In other situations, when the moms wouldn't immediately give me the opportunity to clarify that I was a nanny, I was met with the mommy wars.  Sadly I bet a lot of you mommies know what I'm talking about here.  The bizarre behaviour that is exhibited between a groups of moms in regard to parenting do's and don'ts.  Let me give you an example:

Mom 1: Oh, she takes a bottle and then just goes to sleep on her own?

Nanny Emily: Yes, I just have to put her in the sling and she's out like a light.

Mom 1: My baby will only go to sleep if I nurse her.  But breastfeeding is so important so I don't mind.

Did you catch that catty comment? Not that I want to get nitty gritty about details, but I was actually feeding her a bottle of breast milk.  The mommy in question felt the need to throw that little comment in about breastfeeding as a tactic because she was jealous that her baby wouldn't just fall asleep on her own.

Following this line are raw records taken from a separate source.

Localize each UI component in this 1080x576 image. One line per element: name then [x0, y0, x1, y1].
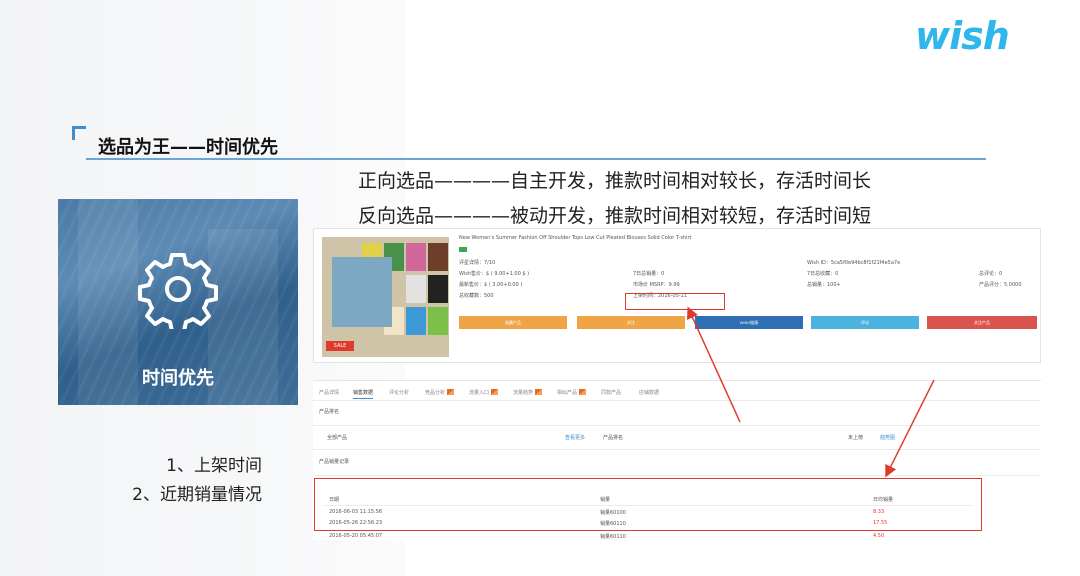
follow-button[interactable]: 关注: [577, 316, 685, 329]
product-action-bar: 收藏产品 关注 WISH链接 评论 关注产品: [459, 316, 1037, 329]
divider: [313, 449, 1041, 450]
tab-similar-products[interactable]: 相似产品: [557, 387, 587, 399]
section-sales-record: 产品销量记录: [319, 459, 350, 465]
tab-traffic-entry[interactable]: 流量入口: [469, 387, 499, 399]
tab-competitor-analysis[interactable]: 竞品分析: [425, 387, 455, 399]
time-priority-tile: 时间优先: [58, 199, 298, 405]
title-divider: [86, 158, 986, 160]
section-product-ranking: 产品排名: [319, 409, 340, 415]
collect-product-button[interactable]: 收藏产品: [459, 316, 567, 329]
row-daily-sales: 8.33: [873, 509, 885, 515]
criteria-item: 2、近期销量情况: [132, 485, 262, 505]
divider: [323, 505, 973, 506]
sale-badge: SALE: [326, 341, 354, 351]
field-latest-price: 最新售价：$ ( 3.00+0.00 ): [459, 282, 523, 288]
field-total-reviews: 总评论：0: [979, 271, 1003, 277]
tile-label: 时间优先: [142, 368, 214, 389]
tab-bar: 产品详情 销售数据 评论分析 竞品分析 流量入口 流量趋势 相似产品 同款产品 …: [319, 385, 1019, 399]
field-msrp: 市场价 MSRP：9.99: [633, 282, 680, 288]
tab-same-products[interactable]: 同款产品: [601, 387, 621, 399]
view-more-link[interactable]: 查看更多: [565, 434, 585, 441]
tab-review-analysis[interactable]: 评论分析: [389, 387, 409, 399]
row-sales: 销量60100: [600, 510, 626, 516]
field-product-score: 产品评分：5.0000: [979, 282, 1022, 288]
field-total-sales: 总销量：100+: [807, 282, 841, 288]
product-title: New Women's Summer Fashion Off Shoulder …: [459, 235, 692, 241]
criteria-list: 1、上架时间 2、近期销量情况: [90, 452, 262, 510]
title-corner-mark: [72, 126, 86, 140]
row-date: 2016-05-20 05:45:07: [329, 533, 383, 539]
reverse-selection-line: 反向选品————被动开发，推款时间相对较短，存活时间短: [358, 205, 872, 227]
tab-product-details[interactable]: 产品详情: [319, 387, 339, 399]
forward-selection-line: 正向选品————自主开发，推款时间相对较长，存活时间长: [358, 170, 872, 192]
wish-link-button[interactable]: WISH链接: [695, 316, 803, 329]
field-wish-price: Wish售价：$ ( 9.00+1.00 $ ): [459, 271, 530, 277]
field-total-favorites: 总收藏数：500: [459, 293, 494, 299]
field-wish-id: Wish ID：5ca5f0e94bc8f1f21f4e5a7e: [807, 260, 901, 266]
product-thumbnail[interactable]: SALE: [322, 237, 449, 357]
divider: [313, 425, 1041, 426]
trend-chart-link[interactable]: 趋势图: [880, 434, 895, 441]
tab-store-data[interactable]: 店铺数据: [639, 387, 659, 399]
section-title: 选品为王——时间优先: [98, 137, 278, 158]
wish-logo: wish: [915, 14, 1010, 58]
ranking-status: 未上榜: [848, 435, 864, 441]
col-daily-sales-header: 日均销量: [873, 497, 894, 503]
ranking-col: 产品排名: [603, 435, 624, 441]
row-date: 2016-05-26 22:56:23: [329, 520, 383, 526]
tab-sales-data[interactable]: 销售数据: [353, 387, 374, 399]
ranking-row-label: 全部产品: [327, 435, 348, 441]
status-badge: [459, 247, 467, 252]
row-sales: 销量60110: [600, 534, 626, 540]
row-daily-sales: 4.50: [873, 533, 885, 539]
listing-date-highlight: [625, 293, 725, 310]
criteria-item: 1、上架时间: [166, 456, 262, 476]
watch-product-button[interactable]: 关注产品: [927, 316, 1037, 329]
field-7day-favorites: 7日总收藏：0: [807, 271, 839, 277]
field-rating: 评星详情：7/10: [459, 260, 496, 266]
row-date: 2016-06-03 11:15:56: [329, 509, 383, 515]
row-daily-sales: 17.55: [873, 520, 888, 526]
product-detail-panel: SALE New Women's Summer Fashion Off Shou…: [313, 228, 1041, 363]
review-button[interactable]: 评论: [811, 316, 919, 329]
row-sales: 销量60110: [600, 521, 626, 527]
divider: [313, 475, 1041, 476]
gear-icon: [138, 253, 218, 329]
tab-traffic-trend[interactable]: 流量趋势: [513, 387, 543, 399]
col-date-header: 日期: [329, 497, 340, 503]
sales-data-panel: 产品详情 销售数据 评论分析 竞品分析 流量入口 流量趋势 相似产品 同款产品 …: [313, 380, 1041, 540]
col-sales-header: 销量: [600, 497, 611, 503]
field-7day-sales: 7日总销量：0: [633, 271, 665, 277]
divider: [313, 400, 1041, 401]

So why do we do it? Why do we spend our time judging each other and making each other feel inferior, when we should be supporting each other as we all fumble through raising our kids?

Now don't get me wrong, I don't want to hold hands with all the mothers of the world and sing Kumbaya.  The truth of the matter is, just because we have both kids doesn't mean we will get along.  If you were the type of person I hated in high school, chances are you will still annoy me.  What I have learned, though, is just because you might make me want to claw my eyes out when you open your mouth, it doesn't mean you won't give me a great tip on how to raise my kid.  I'll be honest, I will take any kind of advice I can get. If you have advice on how to rid my baby's belly of gas, or how to make him nap when all he wants to do is squeal, I'll take it (seriously...gas tips anyone???) So why is it that we make it so difficult for other mommies out there, when their parenting techniques are basically none of our business?

My guess is it comes down to lack of sleep and feeling completely inferior/out of control in our parenting skills.  You can see it in the eyes of a first time mom who has a kid that is screaming during circle time.  That kid is probably hungry or tired, and the mom was just hoping they could last until the last song.  I've been there, and I am sure most of the other moms have been there too, so why do most of them give angelic looks down to their kid who just happens to be on their best behaviour today, instead of smiles and looks for support to the panicked, stressed mom who is now trying to stuff their kid in a snowsuit and hat, and get to the exit as quickly as possible?

The truth of the matter is, no matter how awful one or two moms are to you, no matter what they might say, or imply, or how many snarky looks you get when you wipe your kid's drool with their sock because you didn't bring a receiving blanket, trying to find support in other parents will help you stumble through this thing called parenthood.  I have met some pretty remarkable people in parks while pushing a swing, and it is nice to find a friend to meet for coffee while our babes are napping in their strollers.  It's worth the one bad experience for all the wonderful new friends you will meet venturing out into the parks, libraries, and playgroups your city has to offer.  Go and use your kid to make a new friend, just remember that they are just as sleep deprived as you, and you both should be fine.

Anyone have an experience with a "mean mom"?

Happy Tuesday!

2 comments:

  1. Back in my day when my kiddies were Cillian's size, we used to dope them with Gripe Water. Course that was 30 years ago and I think they probably had alcohol in it then.

    Chris' Nana Lawson used to take the babies when they were screaming bloody murder with gas, toss them on their bellies and put them across her lap and pound away on their wee backs. (OK it probably wasn't that rough but it seemed like that to this overprotective Mom) Sure enough within 5 minutes she would get a few man-sized burps from them and the screaming stopped!

    ReplyDelete
    Replies
    1. Nan Lawson did this??? great tip, and now whenever I am doing it I can tell Chris it's a Lawson thing and he can't complain about my tactics!